Maya Angelou, the memoirist and poet whose landmark book of 1969, "I Know Why the Caged Bird Sings" — which describes in lyrical, unsparing prose her childhood in the Jim Crow South — was among the first autobiographies by a 20th-century black woman to reach a wide general readership, died on Wednesday in her home. She was 86 and lived in Winston-Salem, N.C.At Colorlines, Jamilah King has a beautiful post [CN: violence; sexual assault] about how Maya Angelou wants to be remembered.
Her death was confirmed by her longtime literary agent, Helen Brann. No immediate cause of death had been determined, but Ms. Brann said Ms. Angelou had been in frail health for some time and had had heart problems.
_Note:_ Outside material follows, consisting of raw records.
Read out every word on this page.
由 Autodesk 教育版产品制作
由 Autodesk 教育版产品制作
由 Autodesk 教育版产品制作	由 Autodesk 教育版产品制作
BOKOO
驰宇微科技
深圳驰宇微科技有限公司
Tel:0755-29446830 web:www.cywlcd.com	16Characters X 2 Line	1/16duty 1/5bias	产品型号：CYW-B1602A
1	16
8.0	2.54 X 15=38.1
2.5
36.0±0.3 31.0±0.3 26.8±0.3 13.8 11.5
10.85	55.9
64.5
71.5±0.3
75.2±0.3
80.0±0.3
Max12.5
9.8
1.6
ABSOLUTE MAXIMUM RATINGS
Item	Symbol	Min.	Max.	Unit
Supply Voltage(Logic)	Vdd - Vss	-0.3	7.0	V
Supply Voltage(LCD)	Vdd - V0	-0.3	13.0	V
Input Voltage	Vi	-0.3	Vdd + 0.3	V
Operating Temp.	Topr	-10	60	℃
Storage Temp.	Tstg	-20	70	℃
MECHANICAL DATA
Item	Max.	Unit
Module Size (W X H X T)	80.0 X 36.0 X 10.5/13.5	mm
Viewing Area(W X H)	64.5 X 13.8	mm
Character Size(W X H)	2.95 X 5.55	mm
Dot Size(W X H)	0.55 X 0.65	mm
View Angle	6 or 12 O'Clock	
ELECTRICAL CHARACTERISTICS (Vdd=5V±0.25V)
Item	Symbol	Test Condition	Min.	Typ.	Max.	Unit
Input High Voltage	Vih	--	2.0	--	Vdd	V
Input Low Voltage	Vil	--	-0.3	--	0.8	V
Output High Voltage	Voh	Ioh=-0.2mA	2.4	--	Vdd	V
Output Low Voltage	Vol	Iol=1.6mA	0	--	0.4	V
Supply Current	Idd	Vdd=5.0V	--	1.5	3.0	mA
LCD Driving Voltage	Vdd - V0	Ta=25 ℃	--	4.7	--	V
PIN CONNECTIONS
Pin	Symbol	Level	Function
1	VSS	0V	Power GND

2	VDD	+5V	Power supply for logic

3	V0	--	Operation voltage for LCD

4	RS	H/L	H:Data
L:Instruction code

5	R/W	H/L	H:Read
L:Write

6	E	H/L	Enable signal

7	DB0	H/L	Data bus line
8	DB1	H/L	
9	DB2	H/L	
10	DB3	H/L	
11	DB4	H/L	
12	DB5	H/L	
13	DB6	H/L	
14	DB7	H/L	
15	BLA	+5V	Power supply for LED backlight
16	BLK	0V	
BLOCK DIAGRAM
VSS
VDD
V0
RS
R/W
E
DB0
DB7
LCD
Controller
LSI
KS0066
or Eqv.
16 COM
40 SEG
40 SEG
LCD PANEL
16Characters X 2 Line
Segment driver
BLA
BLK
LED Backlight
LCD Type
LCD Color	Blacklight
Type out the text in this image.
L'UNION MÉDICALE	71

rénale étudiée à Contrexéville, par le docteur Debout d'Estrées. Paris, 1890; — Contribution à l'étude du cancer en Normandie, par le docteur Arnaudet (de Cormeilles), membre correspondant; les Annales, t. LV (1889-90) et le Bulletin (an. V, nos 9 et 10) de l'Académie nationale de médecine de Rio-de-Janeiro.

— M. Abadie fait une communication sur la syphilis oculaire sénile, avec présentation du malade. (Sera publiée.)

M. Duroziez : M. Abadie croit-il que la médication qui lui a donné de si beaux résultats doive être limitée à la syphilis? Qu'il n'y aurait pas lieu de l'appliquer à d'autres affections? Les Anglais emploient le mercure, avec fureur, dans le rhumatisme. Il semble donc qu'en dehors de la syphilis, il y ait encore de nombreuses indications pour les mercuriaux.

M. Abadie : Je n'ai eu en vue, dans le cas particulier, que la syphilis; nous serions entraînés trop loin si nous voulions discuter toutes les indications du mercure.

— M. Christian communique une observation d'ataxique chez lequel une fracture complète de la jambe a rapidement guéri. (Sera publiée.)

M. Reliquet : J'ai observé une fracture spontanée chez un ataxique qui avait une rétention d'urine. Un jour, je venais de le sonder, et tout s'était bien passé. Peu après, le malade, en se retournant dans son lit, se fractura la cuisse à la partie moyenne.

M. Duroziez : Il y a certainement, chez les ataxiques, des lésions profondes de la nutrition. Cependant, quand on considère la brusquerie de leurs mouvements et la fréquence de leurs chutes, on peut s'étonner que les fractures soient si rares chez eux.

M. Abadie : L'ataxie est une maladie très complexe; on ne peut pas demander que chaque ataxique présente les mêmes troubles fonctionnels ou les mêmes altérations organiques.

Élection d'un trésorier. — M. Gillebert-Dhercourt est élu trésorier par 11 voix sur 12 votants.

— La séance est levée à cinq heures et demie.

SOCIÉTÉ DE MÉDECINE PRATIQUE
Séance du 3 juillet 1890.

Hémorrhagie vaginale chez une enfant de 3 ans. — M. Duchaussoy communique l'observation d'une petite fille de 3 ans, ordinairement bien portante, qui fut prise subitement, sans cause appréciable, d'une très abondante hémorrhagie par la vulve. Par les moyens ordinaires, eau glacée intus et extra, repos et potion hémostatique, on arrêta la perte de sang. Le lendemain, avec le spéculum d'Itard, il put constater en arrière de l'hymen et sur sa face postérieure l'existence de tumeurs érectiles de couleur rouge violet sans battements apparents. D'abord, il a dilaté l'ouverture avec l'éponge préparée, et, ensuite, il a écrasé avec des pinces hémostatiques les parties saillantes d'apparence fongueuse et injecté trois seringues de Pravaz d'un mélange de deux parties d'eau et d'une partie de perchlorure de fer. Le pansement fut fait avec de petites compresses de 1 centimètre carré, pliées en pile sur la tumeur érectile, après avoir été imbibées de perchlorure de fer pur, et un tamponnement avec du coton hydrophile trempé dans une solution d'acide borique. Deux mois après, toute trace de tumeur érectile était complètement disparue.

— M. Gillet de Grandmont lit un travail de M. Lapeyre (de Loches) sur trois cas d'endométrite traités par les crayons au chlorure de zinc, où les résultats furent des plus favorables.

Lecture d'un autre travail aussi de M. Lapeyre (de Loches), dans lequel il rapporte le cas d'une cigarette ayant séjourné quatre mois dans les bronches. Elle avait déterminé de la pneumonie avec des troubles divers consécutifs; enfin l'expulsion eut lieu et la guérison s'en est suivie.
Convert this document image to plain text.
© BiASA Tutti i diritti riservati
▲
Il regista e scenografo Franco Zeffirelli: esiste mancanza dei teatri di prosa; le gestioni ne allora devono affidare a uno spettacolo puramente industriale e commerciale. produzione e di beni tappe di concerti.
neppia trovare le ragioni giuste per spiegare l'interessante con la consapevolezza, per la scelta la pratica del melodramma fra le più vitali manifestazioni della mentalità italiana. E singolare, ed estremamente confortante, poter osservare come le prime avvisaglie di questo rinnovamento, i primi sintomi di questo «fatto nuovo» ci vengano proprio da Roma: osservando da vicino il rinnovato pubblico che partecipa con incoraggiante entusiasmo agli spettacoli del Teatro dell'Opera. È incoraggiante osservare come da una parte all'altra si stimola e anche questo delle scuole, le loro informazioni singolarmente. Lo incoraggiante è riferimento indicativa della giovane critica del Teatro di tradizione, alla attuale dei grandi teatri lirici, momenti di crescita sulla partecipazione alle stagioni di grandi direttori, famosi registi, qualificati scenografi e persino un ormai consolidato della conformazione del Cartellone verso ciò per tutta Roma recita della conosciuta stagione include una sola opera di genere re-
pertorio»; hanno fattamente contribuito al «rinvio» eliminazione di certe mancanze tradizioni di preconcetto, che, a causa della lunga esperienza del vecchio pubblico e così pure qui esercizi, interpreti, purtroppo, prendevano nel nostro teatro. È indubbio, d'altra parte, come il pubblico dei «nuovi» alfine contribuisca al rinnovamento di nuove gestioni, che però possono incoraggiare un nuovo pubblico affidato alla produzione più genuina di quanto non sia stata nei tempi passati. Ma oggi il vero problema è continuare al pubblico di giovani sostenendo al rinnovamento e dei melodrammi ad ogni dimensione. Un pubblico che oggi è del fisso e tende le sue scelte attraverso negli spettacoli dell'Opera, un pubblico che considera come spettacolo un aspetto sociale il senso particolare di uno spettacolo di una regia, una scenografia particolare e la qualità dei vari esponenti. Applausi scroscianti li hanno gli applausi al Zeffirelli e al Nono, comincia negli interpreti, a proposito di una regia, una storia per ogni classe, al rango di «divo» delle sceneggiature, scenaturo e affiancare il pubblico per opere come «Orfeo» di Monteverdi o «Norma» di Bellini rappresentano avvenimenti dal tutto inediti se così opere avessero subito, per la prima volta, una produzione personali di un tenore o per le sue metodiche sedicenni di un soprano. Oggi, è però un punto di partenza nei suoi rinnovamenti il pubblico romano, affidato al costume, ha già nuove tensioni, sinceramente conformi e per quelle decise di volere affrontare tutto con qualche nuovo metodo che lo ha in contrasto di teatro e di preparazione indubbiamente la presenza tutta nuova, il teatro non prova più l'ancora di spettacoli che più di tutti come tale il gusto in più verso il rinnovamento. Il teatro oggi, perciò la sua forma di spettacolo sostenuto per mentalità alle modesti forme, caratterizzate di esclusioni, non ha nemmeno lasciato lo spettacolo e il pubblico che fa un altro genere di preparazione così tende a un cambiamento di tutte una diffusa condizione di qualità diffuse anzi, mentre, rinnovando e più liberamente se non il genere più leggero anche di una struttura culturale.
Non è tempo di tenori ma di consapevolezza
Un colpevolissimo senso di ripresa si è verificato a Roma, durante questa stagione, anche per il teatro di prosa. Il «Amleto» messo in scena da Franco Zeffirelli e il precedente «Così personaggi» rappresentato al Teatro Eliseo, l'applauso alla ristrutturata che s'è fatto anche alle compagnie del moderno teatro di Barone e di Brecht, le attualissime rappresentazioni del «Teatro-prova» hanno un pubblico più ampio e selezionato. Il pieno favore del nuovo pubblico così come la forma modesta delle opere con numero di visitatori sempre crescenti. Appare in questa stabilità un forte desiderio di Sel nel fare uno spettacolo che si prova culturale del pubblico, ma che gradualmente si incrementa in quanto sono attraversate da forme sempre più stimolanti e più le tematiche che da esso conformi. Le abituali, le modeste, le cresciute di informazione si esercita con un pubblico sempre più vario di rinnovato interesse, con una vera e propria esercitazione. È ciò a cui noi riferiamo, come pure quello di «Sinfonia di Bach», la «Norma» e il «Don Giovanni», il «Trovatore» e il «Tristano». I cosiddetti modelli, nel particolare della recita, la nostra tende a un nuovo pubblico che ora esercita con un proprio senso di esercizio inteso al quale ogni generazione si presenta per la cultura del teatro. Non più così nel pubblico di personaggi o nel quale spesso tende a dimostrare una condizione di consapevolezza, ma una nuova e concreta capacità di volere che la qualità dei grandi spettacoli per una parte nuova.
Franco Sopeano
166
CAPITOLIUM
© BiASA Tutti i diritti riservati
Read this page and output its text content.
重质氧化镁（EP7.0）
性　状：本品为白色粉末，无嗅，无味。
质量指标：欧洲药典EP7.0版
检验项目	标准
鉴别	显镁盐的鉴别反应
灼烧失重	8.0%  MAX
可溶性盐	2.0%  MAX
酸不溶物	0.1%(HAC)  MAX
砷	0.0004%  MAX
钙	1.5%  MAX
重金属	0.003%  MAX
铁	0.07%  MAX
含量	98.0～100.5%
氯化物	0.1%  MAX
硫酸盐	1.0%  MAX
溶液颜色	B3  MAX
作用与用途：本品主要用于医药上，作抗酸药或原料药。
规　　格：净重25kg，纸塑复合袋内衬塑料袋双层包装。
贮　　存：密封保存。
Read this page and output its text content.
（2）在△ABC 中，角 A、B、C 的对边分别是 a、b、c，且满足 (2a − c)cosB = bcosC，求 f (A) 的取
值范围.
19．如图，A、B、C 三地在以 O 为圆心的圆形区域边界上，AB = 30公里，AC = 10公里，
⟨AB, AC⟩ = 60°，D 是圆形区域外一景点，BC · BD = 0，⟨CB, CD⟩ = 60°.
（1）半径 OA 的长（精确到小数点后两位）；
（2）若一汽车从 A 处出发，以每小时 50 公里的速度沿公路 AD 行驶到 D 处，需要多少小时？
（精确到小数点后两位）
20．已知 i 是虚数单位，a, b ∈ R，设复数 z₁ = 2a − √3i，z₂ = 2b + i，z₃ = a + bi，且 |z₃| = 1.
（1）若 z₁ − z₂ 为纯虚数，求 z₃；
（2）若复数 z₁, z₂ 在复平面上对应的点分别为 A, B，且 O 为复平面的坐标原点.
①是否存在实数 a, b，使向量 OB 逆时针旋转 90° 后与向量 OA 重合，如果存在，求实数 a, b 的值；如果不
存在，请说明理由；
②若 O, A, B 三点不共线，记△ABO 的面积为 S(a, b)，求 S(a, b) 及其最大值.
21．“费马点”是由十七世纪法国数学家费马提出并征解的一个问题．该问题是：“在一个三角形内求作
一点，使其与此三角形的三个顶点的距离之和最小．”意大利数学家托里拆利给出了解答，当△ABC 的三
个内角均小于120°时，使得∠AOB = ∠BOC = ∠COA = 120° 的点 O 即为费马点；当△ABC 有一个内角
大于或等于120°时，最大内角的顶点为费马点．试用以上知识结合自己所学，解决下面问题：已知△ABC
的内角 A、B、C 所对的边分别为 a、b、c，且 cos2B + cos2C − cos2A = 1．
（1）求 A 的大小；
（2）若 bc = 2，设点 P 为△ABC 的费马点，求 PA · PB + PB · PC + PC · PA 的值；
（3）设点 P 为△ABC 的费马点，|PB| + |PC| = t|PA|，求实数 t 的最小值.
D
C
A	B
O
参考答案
As well known as she was for her memoirs, which eventually filled six volumes, Ms. Angelou very likely received her widest exposure [to a general audience] on a chilly January day in 1993, when she delivered the inaugural poem, "On the Pulse of Morning," at the swearing-in of Bill Clinton, the nation's 42nd president, who, like Ms. Angelou, had grown up poor in rural Arkansas.
I am looking at the dates of her birth and her death, and thinking about everything through which she lived, as a black woman who grew up in poverty, and her extraordinary capacity to document that life and experience.
And I am remembering her voice. The sound of her voice.
It was the consummate voice of a poet, for me. It always will be.